Originally, the TTC planned to purchase and rebuild as many as 100 of these vehicles from Montreal. However, the costs of such a purchase and rebuild plus the differences in the STCUM buses’ design, combined with how effectively the TTC was able to rebuild their own fleet through their Fleet Augmentation Program, convinced the TTC to drop the number rebuilt from STCUM to just twenty. After a rebuild to bring the buses up to TTC standards, they were released onto the streets, starting with bus #2600 in late 1998 and continuing to late July 1999.
These buses, numbered in the 2600 series, were different in many of ways from typical TTC GM buses. The most noticeable difference were the McKay gates. These gates were located at the rear doors of these buses and served the same purpose as treadles and push bars on other TTC buses, opening the rear doors of the bus once the driver has allowed the rear doors to be opened.

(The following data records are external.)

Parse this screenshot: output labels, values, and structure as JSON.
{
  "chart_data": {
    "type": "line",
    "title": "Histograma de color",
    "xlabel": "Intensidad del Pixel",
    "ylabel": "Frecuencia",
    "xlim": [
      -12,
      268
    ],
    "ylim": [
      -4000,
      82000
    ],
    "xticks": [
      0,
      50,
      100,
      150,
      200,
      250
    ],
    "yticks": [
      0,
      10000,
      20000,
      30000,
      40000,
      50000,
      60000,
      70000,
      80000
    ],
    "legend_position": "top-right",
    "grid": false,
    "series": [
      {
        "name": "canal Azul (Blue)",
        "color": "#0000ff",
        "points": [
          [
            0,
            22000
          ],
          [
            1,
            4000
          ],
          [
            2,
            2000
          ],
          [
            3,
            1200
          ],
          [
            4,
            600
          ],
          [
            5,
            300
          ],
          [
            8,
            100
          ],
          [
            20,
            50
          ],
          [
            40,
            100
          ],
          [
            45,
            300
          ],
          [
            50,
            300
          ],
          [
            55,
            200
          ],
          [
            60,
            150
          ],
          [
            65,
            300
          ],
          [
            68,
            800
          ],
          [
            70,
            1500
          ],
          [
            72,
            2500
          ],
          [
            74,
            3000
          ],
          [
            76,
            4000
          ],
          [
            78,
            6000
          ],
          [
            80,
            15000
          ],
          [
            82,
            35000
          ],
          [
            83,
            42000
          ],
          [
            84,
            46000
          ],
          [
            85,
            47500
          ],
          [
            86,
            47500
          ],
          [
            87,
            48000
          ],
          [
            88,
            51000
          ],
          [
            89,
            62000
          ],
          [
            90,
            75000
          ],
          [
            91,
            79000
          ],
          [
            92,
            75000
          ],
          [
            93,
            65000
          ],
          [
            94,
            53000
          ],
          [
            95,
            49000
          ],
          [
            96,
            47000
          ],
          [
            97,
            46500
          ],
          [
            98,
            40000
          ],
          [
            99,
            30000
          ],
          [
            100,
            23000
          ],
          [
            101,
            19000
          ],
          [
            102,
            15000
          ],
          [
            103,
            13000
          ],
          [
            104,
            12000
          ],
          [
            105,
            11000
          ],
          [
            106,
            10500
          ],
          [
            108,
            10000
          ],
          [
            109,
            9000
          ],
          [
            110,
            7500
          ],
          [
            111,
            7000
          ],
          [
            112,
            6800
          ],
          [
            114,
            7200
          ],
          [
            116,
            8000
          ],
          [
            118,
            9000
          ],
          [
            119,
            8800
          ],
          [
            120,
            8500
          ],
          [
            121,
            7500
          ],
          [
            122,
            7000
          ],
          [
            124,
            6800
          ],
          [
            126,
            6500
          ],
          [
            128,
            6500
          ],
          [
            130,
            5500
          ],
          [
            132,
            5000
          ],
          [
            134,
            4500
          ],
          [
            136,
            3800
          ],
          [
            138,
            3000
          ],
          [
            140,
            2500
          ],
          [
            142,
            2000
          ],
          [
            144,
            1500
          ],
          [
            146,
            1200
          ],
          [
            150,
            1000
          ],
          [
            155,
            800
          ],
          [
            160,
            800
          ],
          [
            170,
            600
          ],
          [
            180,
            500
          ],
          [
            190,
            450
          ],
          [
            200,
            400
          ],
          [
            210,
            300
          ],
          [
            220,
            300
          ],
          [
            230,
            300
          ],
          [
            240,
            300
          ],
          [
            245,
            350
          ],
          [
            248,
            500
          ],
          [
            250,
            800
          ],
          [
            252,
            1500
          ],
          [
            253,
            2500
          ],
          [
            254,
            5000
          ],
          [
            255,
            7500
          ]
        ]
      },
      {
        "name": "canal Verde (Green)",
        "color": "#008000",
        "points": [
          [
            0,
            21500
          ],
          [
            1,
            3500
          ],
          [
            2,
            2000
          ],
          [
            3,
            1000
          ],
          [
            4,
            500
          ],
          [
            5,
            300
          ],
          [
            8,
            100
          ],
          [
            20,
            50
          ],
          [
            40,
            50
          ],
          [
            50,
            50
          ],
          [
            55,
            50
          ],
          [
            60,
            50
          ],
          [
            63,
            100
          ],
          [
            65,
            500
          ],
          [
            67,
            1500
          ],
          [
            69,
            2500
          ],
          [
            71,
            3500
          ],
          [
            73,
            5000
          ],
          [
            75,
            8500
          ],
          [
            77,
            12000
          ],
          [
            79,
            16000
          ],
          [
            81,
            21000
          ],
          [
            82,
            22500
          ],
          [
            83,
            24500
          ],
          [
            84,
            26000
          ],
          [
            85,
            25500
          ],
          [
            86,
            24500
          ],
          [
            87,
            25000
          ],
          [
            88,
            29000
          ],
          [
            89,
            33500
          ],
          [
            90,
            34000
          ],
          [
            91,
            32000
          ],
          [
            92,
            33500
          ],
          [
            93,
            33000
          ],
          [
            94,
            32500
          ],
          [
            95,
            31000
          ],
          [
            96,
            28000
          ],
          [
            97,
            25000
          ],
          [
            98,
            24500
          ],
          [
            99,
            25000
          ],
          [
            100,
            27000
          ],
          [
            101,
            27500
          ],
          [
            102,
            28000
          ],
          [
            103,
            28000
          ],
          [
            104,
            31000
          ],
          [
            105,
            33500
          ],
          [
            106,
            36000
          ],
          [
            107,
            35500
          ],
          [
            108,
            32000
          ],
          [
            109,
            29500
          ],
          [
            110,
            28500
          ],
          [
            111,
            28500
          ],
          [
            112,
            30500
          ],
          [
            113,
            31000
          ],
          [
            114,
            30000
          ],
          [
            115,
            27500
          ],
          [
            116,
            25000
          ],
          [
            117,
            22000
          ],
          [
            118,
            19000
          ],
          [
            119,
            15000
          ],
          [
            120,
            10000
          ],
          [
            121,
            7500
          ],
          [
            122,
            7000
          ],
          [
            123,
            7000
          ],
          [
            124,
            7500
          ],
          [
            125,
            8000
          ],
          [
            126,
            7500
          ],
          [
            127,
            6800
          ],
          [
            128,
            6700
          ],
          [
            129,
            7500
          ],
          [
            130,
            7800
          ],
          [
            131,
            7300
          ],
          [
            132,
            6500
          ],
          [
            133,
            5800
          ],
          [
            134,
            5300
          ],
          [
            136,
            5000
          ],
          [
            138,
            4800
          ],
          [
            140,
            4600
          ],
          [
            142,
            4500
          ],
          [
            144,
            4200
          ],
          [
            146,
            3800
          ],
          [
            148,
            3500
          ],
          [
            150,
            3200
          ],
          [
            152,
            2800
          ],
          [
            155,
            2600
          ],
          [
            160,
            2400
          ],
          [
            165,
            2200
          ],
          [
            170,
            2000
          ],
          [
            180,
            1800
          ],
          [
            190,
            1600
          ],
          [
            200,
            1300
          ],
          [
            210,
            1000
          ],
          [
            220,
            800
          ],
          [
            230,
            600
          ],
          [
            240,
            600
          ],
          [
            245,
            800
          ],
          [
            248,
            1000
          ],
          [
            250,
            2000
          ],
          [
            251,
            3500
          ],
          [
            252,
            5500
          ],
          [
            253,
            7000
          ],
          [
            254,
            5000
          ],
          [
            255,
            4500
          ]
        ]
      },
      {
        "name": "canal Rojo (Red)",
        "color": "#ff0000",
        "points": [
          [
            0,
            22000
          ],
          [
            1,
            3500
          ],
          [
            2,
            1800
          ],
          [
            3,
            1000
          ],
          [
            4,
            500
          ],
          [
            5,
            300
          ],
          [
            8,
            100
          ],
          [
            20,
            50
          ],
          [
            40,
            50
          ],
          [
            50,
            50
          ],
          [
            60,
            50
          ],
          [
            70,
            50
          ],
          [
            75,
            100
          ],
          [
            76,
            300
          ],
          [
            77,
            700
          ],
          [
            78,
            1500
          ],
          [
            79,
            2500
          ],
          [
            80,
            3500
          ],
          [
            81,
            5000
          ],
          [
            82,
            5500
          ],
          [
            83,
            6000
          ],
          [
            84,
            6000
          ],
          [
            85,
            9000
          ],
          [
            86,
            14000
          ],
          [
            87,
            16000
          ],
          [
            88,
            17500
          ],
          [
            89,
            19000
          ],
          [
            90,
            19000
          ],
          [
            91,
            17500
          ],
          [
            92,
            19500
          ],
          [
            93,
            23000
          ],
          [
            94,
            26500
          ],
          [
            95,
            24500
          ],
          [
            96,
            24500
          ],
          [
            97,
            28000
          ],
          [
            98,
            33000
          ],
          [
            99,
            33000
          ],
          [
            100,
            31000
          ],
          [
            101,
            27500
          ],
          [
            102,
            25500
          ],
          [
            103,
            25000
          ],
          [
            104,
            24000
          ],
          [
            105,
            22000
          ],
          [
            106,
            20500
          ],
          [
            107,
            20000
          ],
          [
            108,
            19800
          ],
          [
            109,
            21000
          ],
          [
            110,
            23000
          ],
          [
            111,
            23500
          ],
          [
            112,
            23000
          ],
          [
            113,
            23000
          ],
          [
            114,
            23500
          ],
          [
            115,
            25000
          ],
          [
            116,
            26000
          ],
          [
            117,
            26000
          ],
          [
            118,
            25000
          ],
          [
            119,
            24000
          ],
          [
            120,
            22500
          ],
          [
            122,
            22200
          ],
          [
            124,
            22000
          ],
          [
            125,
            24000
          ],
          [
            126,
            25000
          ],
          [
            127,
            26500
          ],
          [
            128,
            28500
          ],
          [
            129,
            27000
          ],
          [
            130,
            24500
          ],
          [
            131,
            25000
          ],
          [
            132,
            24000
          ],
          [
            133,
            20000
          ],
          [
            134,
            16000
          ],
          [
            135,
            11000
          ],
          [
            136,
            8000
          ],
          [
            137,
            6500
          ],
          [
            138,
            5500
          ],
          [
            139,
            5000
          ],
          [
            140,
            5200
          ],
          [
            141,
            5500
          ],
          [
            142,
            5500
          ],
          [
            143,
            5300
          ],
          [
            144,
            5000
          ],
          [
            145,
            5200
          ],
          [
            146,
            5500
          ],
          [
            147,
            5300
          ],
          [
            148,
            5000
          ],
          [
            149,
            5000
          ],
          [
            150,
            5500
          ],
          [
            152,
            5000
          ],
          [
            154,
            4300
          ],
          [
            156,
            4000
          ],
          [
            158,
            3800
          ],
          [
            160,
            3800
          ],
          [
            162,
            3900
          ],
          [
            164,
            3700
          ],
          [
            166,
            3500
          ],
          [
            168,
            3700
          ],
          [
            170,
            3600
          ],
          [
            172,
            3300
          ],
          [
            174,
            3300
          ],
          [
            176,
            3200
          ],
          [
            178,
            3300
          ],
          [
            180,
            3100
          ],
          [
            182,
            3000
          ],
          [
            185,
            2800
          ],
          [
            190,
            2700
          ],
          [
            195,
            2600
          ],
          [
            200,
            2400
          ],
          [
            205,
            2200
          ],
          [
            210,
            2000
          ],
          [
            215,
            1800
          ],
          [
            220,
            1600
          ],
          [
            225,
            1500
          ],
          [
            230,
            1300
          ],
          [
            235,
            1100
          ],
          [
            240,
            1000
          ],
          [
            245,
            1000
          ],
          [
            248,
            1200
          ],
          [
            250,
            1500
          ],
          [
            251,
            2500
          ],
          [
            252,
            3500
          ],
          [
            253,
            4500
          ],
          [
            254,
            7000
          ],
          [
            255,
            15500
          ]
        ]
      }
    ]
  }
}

McKay gates were used on all STCUM buses until recent years, and were also used on trolley coaches in Vancouver. They had the advantage over treadles of encouraging people to stay off the steps until they wished to exit from the bus. Unlike treadles, they were not as affected by water, road salt and dirt.
The disadvantage of the MaKay Gate is that it makes boarding the bus through the back door more difficult, as passengers had to pull the gate towards them to enter. In Montreal and Vancouver, customers did not usually enter buses through the rear doors, but the TTC often opened both front and rear doors, especially at subway stations where free transfers existed between the subway and surface routes, to speed up boarding.
This feature alone generally limited the STCUM buses to routes where rear door boarding was not used, the most prominent of these being 35 JANE — a high volume route without a direct transfer with the subway. For this reason, the Montreal rebuilds have been kept in the Arrow Road garage, which served the 35 JANE route.
The Montreal rebuilds also had an unusual set of seats — at least, by TTC standards — which customers called “comfortable” and “very ugly”. The seating and some of the interior was coloured dark brown — a design decision made to reduce the reflection of the interior in the driver’s windscreen.
Following the 35 JANE’s conversion to low floor buses, the STCUM buses were assigned to the 41 KEELE and 89 WESTON, as well as 96 WILSON until their retirement in 2006. Bus #2619 has since been donated to Belka. Other STCUM buses that were purchased by the TTC but not rebuilt were initially stored on TTC property at the Lansdowne garage where they were stripped of usable parts. They were eventually sold to a scrap dealer in Quebec along with other retired TTC buses parked alongside them at Lansdowne.